Vers la fin du Xe siècle, le christianisme s’est répandu en Russie, avec le baptême du prince Vladimir et de ses douze fils à Kiev en 988. Vladimir a embrassé le christianisme en recevant le rapport de ses ambassadeurs à Constantinople. Ceux-ci lui avaient brossé un portrait favorable de la foi et du culte dans cette grande ville, où ils avaient été émerveillés par la splendeur de la basilique Sainte-Sophie bâtie par Justinien. Cyrille et Méthode, pionniers chrétiens auprès des Slaves du Sud, avaient préparé le terrain en produisant la liturgie en slavon ainsi que d’autres ouvrages chrétiens. La majorité des citoyens de Kiev ont suivi l’exemple de leur prince, et des milliers d’entre eux ont été baptisés dans le fleuve Dnieper. C’est ainsi que l’Église orthodoxe russe a vu le jour.

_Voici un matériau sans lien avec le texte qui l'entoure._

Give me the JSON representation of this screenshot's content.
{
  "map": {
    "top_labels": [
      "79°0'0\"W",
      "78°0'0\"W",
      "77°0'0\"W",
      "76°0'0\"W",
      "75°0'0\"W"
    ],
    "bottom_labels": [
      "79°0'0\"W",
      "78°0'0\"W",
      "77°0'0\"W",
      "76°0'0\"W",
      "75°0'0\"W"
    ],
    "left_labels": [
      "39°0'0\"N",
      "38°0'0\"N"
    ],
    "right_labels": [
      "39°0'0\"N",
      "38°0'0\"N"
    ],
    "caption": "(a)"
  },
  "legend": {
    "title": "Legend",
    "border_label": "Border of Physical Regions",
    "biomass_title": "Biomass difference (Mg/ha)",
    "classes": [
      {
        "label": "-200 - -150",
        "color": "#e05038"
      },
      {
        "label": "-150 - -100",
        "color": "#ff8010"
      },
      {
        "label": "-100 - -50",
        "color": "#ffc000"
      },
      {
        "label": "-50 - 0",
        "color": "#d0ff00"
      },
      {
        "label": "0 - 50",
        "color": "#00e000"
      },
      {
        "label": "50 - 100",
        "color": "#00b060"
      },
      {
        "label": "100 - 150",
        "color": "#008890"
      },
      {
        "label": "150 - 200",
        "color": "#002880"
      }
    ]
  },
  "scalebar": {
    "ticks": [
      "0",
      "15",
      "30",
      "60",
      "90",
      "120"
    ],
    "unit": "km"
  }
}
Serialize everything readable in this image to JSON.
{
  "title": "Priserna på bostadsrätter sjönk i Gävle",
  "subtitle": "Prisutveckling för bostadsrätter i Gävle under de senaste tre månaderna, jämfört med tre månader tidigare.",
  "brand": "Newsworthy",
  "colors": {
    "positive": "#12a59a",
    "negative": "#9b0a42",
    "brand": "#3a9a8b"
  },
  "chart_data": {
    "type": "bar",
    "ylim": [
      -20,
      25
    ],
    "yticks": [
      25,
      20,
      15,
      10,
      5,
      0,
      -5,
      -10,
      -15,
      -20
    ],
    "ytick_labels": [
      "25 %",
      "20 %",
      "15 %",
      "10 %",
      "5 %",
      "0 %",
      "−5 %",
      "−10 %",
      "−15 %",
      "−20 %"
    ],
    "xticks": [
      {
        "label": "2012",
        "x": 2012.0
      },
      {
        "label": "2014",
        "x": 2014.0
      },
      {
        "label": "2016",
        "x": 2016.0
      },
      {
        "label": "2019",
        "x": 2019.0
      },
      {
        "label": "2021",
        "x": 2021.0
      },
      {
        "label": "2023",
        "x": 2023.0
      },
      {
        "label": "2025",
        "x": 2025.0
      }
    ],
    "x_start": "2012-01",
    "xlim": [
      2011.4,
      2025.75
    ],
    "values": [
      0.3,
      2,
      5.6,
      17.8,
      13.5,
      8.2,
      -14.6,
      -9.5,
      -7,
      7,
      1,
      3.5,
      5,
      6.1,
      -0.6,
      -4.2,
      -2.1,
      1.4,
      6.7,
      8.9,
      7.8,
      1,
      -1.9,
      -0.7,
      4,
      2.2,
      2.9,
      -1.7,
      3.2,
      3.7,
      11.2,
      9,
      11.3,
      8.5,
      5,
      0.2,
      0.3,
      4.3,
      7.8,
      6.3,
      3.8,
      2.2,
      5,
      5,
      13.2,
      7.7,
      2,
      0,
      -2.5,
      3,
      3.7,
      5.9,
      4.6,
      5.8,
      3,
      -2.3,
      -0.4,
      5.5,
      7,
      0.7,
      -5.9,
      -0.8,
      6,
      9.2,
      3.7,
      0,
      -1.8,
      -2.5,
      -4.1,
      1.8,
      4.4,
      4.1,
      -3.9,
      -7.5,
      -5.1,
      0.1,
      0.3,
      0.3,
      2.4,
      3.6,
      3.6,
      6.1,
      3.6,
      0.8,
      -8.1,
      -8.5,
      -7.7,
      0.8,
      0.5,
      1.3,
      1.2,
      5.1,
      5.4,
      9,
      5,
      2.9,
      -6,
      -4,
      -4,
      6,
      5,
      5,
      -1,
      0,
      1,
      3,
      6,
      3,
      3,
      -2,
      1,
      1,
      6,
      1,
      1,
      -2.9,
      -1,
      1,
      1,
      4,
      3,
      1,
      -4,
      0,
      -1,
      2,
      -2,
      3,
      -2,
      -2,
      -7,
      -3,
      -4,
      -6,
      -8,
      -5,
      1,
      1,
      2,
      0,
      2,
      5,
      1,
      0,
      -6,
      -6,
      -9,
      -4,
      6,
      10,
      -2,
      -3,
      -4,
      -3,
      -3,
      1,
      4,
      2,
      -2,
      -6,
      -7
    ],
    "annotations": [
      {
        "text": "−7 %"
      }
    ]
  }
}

Au tournant du premier millénaire de l’ère chrétienne, l’Église se trouvait dans une position dominante sur le plan culturel, du moins à l’intérieur des frontières de l’Empire romain. De plus, elle avait réussi à survivre aux invasions barbares et à convertir les envahisseurs.

Tout comme l’Empire, qui battait en retraite devant les envahisseurs barbares, l’Église était divisée : l’Est d’un côté, l’Ouest de l’autre. Les empereurs romains, régnant alors depuis Constantinople, protégeaient l’Église orientale, qui a énormément souffert des ingérences impériales. L’Église occidentale, quant à elle, devait faire cavalier seul et combler le vide laissé par le transfert du siège de l’Empire. Les papes de Rome étaient en mesure de se saisir du pouvoir, ce qu’ils ont fait, sans avoir de comptes à rendre à personne. Ils régnaient sur d’immenses portions de l’Italie et possédaient de nombreuses terres, dont les revenus finançaient leurs efforts de conquête : ils cherchaient à s’établir souverains sur l’Église dans son ensemble, ainsi que sur les dirigeants des royaumes et principautés sous leur emprise.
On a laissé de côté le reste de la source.